Weather patterns are expected to play a role in the company's performance, potentially acting as a benefit in the first quarter but posing challenges in the second quarter. Each month through July is forecasted to be colder compared to the previous year, which could impact business.
A significant development for O'Reilly is the opening of a new distribution center (DC) in Virginia, which is set to enhance the company's presence in the mid-Atlantic region. While the full expansion of its logistics network will take several years, the analysts believe O'Reilly is well-prepared to begin gaining market share swiftly.
The raised price target to $1,400 is based on a 27 times multiple of the firm's forecasted $51.72 EPS for the fiscal year 2026. This adjustment reflects TD Cowen's confidence in O'Reilly's strategic positioning and its future growth prospects in the auto parts industry. With a current P/E ratio of 29.97 and strong return metrics, investors seeking deeper insights into O'Reilly's valuation and growth potential can access comprehensive analysis through InvestingPro's detailed research reports, which include over 30 additional financial metrics and expert insights.
In other recent news, O'Reilly Automotive has been the subject of several major developments. The company recently announced a $2 billion increase in its share repurchase program, bringing the total authorization to $27.75 billion. This is seen as a strategic move to manage the company's capital structure and potentially increase shareholder value. In earnings, O'Reilly Automotive reported Q3 earnings per share (EPS) of $10.55, slightly missing estimates, and revised its 2024 guidance downward, expecting EPS between $40.60 and $41.10.

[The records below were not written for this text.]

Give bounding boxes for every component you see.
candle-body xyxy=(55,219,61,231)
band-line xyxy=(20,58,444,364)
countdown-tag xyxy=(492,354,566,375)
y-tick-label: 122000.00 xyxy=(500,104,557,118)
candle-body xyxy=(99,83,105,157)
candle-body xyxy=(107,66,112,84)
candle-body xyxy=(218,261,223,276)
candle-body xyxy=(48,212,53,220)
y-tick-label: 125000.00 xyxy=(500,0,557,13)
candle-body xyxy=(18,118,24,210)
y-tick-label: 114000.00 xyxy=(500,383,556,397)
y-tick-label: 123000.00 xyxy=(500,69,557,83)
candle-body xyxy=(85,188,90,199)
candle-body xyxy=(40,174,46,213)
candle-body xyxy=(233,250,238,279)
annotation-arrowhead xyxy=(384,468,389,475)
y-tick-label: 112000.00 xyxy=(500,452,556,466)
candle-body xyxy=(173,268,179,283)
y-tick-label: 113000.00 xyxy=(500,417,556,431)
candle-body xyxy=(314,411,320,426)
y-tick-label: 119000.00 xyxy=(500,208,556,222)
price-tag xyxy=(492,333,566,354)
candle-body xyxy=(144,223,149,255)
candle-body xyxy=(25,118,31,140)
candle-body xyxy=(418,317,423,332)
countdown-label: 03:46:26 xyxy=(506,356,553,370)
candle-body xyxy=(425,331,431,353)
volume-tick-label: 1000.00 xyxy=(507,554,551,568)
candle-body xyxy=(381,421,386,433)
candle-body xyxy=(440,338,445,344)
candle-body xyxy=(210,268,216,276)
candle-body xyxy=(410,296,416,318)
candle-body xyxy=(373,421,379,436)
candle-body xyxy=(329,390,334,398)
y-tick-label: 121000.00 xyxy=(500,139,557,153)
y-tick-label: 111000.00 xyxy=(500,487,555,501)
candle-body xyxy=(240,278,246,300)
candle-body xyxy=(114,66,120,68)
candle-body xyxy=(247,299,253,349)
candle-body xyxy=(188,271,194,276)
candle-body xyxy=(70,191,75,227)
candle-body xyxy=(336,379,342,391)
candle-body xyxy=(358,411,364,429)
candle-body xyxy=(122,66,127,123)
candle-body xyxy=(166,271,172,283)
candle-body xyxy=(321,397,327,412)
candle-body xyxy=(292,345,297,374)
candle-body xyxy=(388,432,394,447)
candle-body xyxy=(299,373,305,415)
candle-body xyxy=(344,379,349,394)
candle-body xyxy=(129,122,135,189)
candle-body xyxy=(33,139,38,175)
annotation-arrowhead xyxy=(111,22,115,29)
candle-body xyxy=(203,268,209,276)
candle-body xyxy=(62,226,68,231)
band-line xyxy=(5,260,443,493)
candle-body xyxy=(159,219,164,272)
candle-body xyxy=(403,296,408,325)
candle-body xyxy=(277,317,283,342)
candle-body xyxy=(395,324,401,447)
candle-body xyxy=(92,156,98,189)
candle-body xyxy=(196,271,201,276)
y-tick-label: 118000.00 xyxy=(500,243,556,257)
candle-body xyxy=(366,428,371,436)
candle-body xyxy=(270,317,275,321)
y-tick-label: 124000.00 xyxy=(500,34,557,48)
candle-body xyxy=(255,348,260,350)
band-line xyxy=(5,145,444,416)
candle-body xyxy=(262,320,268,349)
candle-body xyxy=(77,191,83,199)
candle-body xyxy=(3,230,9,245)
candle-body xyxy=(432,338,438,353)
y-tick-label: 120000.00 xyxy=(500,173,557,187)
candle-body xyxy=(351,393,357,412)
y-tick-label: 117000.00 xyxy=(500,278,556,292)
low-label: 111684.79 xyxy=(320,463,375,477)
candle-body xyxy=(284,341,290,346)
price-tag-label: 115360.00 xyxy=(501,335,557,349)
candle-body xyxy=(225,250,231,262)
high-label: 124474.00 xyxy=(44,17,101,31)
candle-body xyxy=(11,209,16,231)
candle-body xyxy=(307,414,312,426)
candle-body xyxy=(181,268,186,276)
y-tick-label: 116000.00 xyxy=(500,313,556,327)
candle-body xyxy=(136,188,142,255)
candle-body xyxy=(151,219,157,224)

Analysts continue to show confidence in the company. BMO Capital initiated coverage on O'Reilly Automotive with an Outperform rating and a price target of $1,400.00, emphasizing the company's advantageous position in the automotive market. Other firms such as Roth/MKM, Mizuho (NYSE:MFG), Truist Securities, TD Cowen, UBS, and Jefferies have also maintained or raised their price targets for the company.
O'Reilly Automotive has also been expanding its geographic footprint, opening 47 new stores in Q3, bringing the total to 111 for the year. The company's executives have indicated a readiness to pass tariff costs to consumers and have noted a reduction in reliance on Chinese suppliers. These are among the recent developments at O'Reilly Automotive.